## Bar Chart: Latency Comparison Between FP16 and INT8 Across Batch Sizes
### Overview
The chart compares latency (in milliseconds) for two computational methods, **FP16** (gray bars) and **INT8** (red bars), across four batch sizes: 1, 8, 16, and 32. Latency increases with batch size for both methods, but FP16 consistently exhibits higher latency than INT8.
### Components/Axes
- **X-axis (Batch Size)**: Labeled "Batch Size" with discrete categories: 1, 8, 16, 32.
- **Y-axis (Latency)**: Labeled "Latency (ms)" with a scale from 0.0 to 30.0 in increments of 7.5.
- **Legend**: Located in the top-left corner, associating gray with FP16 and red with INT8.
- **Bars**: Paired bars for each batch size, with numerical values labeled on top of each bar.
### Detailed Analysis
- **Batch Size 1**:
- FP16: 2.97 ms (gray bar).
- INT8: 2.91 ms (red bar).
- **Batch Size 8**:
- FP16: 8.09 ms (gray bar).
- INT8: 5.44 ms (red bar).
- **Batch Size 16**:
- FP16: 15.03 ms (gray bar).
- INT8: 9.23 ms (red bar).
- **Batch Size 32**:
- FP16: 29.66 ms (gray bar).
- INT8: 17.28 ms (red bar).
### Key Observations
1. **FP16 vs. INT8**: FP16 latency is consistently higher than INT8 across all batch sizes (e.g., 29.66 ms vs. 17.28 ms at batch size 32).
2. **Scaling Trends**:
- FP16 latency increases non-linearly with batch size (e.g., 2.97 → 29.66 ms as batch size grows from 1 to 32).
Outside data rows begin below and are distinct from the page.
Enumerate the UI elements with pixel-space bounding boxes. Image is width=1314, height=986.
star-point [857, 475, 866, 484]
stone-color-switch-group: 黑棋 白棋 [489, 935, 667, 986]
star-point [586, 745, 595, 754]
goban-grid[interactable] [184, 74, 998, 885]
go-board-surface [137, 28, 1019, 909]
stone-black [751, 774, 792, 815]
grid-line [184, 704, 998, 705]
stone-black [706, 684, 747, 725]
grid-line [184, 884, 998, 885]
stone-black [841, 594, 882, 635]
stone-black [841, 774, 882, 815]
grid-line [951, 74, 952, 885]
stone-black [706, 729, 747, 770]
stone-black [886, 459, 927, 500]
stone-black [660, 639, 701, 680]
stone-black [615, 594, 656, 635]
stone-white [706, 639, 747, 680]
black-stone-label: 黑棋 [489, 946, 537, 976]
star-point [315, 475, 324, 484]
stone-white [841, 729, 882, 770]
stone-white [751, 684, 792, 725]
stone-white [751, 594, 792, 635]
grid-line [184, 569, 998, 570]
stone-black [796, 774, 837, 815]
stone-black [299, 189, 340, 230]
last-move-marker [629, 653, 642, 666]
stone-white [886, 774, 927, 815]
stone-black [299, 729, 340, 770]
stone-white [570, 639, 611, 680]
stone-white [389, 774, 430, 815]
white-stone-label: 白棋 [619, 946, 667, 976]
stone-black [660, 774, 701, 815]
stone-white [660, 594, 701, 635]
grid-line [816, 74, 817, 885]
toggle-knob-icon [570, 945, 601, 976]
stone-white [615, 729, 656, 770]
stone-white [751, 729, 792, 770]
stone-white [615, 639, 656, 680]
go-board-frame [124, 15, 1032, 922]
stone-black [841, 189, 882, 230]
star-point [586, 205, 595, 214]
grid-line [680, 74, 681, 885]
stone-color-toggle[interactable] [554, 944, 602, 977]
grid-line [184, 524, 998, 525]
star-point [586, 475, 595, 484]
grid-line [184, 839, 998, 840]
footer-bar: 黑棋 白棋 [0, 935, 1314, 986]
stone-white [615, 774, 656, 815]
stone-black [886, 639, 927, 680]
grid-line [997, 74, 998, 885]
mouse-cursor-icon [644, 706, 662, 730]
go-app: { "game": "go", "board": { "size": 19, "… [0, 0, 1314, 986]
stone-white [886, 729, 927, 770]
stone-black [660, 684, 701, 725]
- INT8 latency increases linearly (e.g., 2.91 → 17.28 ms over the same range).
3. **Gap Widening**: The performance gap between FP16 and INT8 widens as batch size increases (e.g., 0.06 ms difference at batch size 1 vs. 12.38 ms at batch size 32).
### Interpretation
- **Technical Implications**: FP16’s higher latency suggests it is less efficient for large-scale computations, likely due to the overhead of floating-point operations. INT8’s lower latency indicates better optimization for integer-based processing, which is common in machine learning inference.
- **Batch Size Sensitivity**: The non-linear scaling of FP16 latency highlights its inefficiency for large batches, making INT8 a preferable choice for high-throughput applications.
- **Outliers**: No anomalies detected; trends align with expectations for computational method performance.